Cette question est plus que jamais à l’ordre du jour chez les cyclotouristes, les randonneurs et surtout chez les utilitaires qui se servent journellement de la bicyclette pour aller et venir sur les pavés et les mauvais chemins.
Or, je puis aujourd’hui m’appuyer sur d’autres expériences que les miennes, ce qu’il m’était impossible de faire l’an dernier, et quoique mes conclusions, en ce qui me concerne, n’aient pas varié, je suis bien forcé de tenir compte des conclusions auxquelles sont arrivés bon nombre de lecteurs du Cycliste qui, après un essai loyal des façon-main et des moulés, se déclarent partisans de ceux-ci, malgré leur mauvais rendement.
Et pourquoi, leur ai-je demandé ? Parce que les façon-main sont délicats, craignent l’humidité qui les décolle, les épines, les grains de silex et de verre qui s’incrustent dans la gomme tendre et s’y enfonçant peu à peu, arrivent aux fils biais que l’eau, pénétrant à leur suite, noircit, désunit et pourrit. A tons ces petits ennemis, le moulé oppose son bouclier de caoutchouc durci au feu et reste plus longtemps invulnérable. C’est pourquoi nous concluons, disent les utilitaires, en faveur des pneus moulés qui nous protègent autant que les façon-main contre les trépidations et qui ne nous gênent pas d’autre part, puisque nous ne tenons pas à faire de la vitesse. Cependant, continuent-ils, si nous devions quelque jour nous servir de notre Bonne-à-tout-faire pour les promenades du dimanche et quelques excursions estivales, nous aurions une autre paire d’enveloppes façon-main, extra-souples et nous donnant cette sensation de l’envol sur le pavé, caractéristique des vrais Ballons, et qui nous servirait en ces circonstances.
Voilà, en effet, la bonne solution quand on ne veut pas avoir deux bicyclettes au garage, l’utilitaire et la randonneuse, solution incomparablement préférable pourtant, car ce n’est pas seulement par la qualité des pneus que ces deux bicyclettes doivent différer entre elles. La première doit être avant tout simple et fruste, indifférente à la pluie et à la boue et n’exigeant d’autre entretien que le graissage de la chaîne, monoxée, ou, si le terrain l’exige, luxée par un système primitif quelconque ne réclamant jamais de soins, qu’on n’a pas le temps d’ailleurs de lui donner. La seconde, au contraire, devra être munie de tous les perfectionnements imaginés pour en rendre |a propulsion plus facile, même s’ils entraînent quelques complications, comme un grain sombre de vitesses en marche, ou quelque fragilité, comme des pneus Ballons de luxe, collés à la main et demi-couverts.
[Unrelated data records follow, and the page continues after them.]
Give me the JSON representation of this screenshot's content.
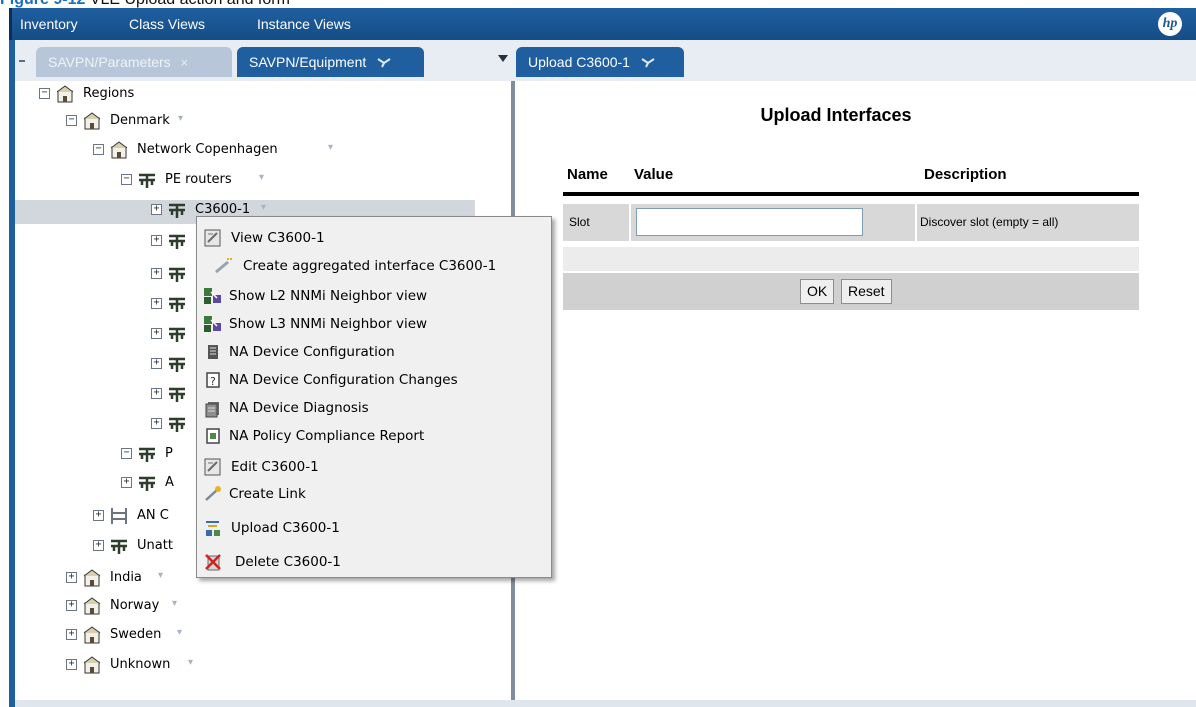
{
  "caption": {
    "figure_label": "Figure 9-12",
    "text": "VLE Upload action and form"
  },
  "menubar": {
    "items": [
      "Inventory",
      "Class Views",
      "Instance Views"
    ],
    "logo_text": "hp"
  },
  "tabs": [
    {
      "label": "SAVPN/Parameters",
      "close": "×",
      "state": "inactive"
    },
    {
      "label": "SAVPN/Equipment",
      "state": "active"
    },
    {
      "label": "Upload C3600-1",
      "state": "active"
    }
  ],
  "tree": {
    "regions": "Regions",
    "denmark": "Denmark",
    "network_copenhagen": "Network Copenhagen",
    "pe_routers": "PE routers",
    "c3600": "C3600-1",
    "p_partial": "P",
    "a_partial": "A",
    "an_partial": "AN C",
    "unatt_partial": "Unatt",
    "india": "India",
    "norway": "Norway",
    "sweden": "Sweden",
    "unknown": "Unknown"
  },
  "context_menu": {
    "items": [
      "View C3600-1",
      "Create aggregated interface C3600-1",
      "Show L2 NNMi Neighbor view",
      "Show L3 NNMi Neighbor view",
      "NA Device Configuration",
      "NA Device Configuration Changes",
      "NA Device Diagnosis",
      "NA Policy Compliance Report",
      "Edit C3600-1",
      "Create Link",
      "Upload C3600-1",
      "Delete C3600-1"
    ]
  },
  "form": {
    "title": "Upload Interfaces",
    "columns": [
      "Name",
      "Value",
      "Description"
    ],
    "row": {
      "name": "Slot",
      "value": "",
      "description": "Discover slot (empty = all)"
    },
    "ok_label": "OK",
    "reset_label": "Reset"
  },
  "colors": {
    "brand_blue": "#1f5fa0",
    "selected_row": "#d2d7de"
  }
}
La randonneuse exigera de vous plus d’attention, plus de soins ; vous ne l’exposerez au mauvais temps que si vous ne pouvez faire autrement ; vous devez ensuite la nettoyer et la remettre au point : même en cours de route, vous devez lui accorder quelque attention et rechercher la cause du moindre bruit insolite. Bref, elle sera le délicat pur sang que son propriétaire entoure de soins pour lui demander son maximum de temps en temps, tandis que l’utilitaire sera le robuste cheval de ferme qui va toujours son petit train régulier, même si on le néglige.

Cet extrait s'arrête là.